Except now Donald Trump is in office, so of course the whole thing might have to be scrapped.
Earlier this month, the acting chairman of the US Securities and Exchange Commission (SEC), Michael Piwowar, very strongly hinted he wants to gut the provision Portland’s CEO penalty is based on: a new regulation that, as of this year, forces publicly traded companies to disclose their CEO’s pay ratio compared to the median worker.
Piwowar issued a statement February 6 asserting vague “compliance difficulties” with the new disclosure rule, and all but promising he’d take it off the books if enough companies complain.
Novick tells me he’s concerned his policy could be de-fanged, but also hopeful that the disclosure rule is too politically difficult to ax.
While that all plays out, though, it appears Portland’s budget will be tighter than expected.
Mayor Ted Wheeler, who I’m told has been skeptical of the new tax, plans to press forward with next year’s budget as if that anticipated $2.5 million weren’t on the books.

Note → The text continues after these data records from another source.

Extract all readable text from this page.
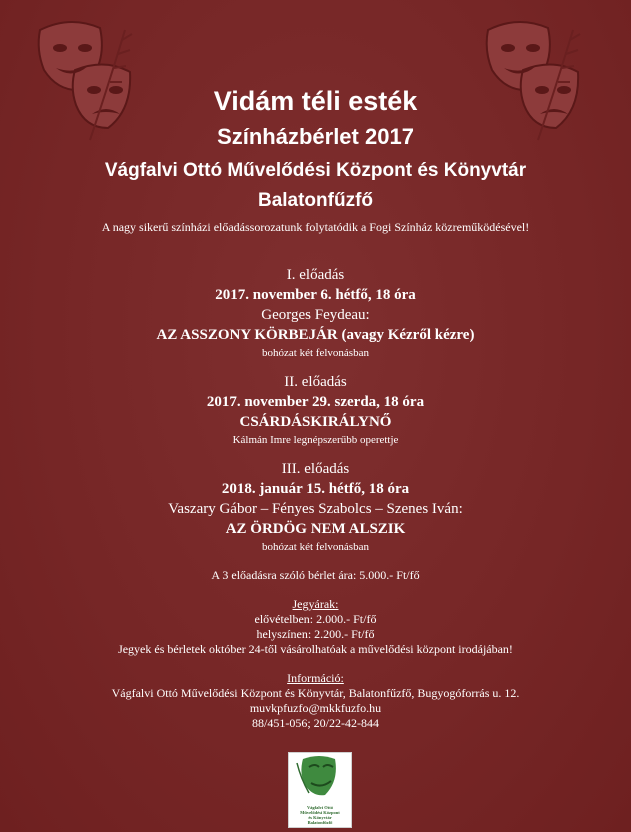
Vidám téli esték
Színházbérlet 2017
Vágfalvi Ottó Művelődési Központ és Könyvtár
Balatonfűzfő
A nagy sikerű színházi előadássorozatunk folytatódik a Fogi Színház közreműködésével!
I. előadás
2017. november 6. hétfő, 18 óra
Georges Feydeau:
AZ ASSZONY KÖRBEJÁR (avagy Kézről kézre)
bohózat két felvonásban
II. előadás
2017. november 29. szerda, 18 óra
CSÁRDÁSKIRÁLYNŐ
Kálmán Imre legnépszerűbb operettje
III. előadás
2018. január 15. hétfő, 18 óra
Vaszary Gábor – Fényes Szabolcs – Szenes Iván:
AZ ÖRDÖG NEM ALSZIK
bohózat két felvonásban
A 3 előadásra szóló bérlet ára: 5.000.- Ft/fő
Jegyárak:
elővételben: 2.000.- Ft/fő
helyszínen: 2.200.- Ft/fő
Jegyek és bérletek október 24-től vásárolhatóak a művelődési központ irodájában!
Információ:
Vágfalvi Ottó Művelődési Központ és Könyvtár, Balatonfűzfő, Bugyogóforrás u. 12.
muvkpfuzfo@mkkfuzfo.hu
88/451-056; 20/22-42-844
Vágfalvi Ottó
Művelődési Központ
és Könyvtár
Balatonfűzfő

“Since the SEC is backing off of the reporting requirement, it would be irresponsible of us to budget for that revenue,” says Wheeler’s spokesperson, Michael Cox.
That makes sense—and it’s worth pointing out that the city council’s current membership likely wouldn’t have passed the CEO tax to begin with (Commissioners Dan Saltzman and Nick Fish opposed it). But the uncertainty will also limit what sort of long-term efforts the council can budget for this year. Bureaus have already been asked to shave their existing services.
Maybe that will change if people convince Piwowar to cut it out. Novick says he’s hoping the SEC will be flooded with comments demanding that the nation’s amply paid bosses fess up to how much they make compared to their employees.
“The vast majority of Americans think CEOs are overpaid,” he says. “It’s actually a good opportunity to have a fight.”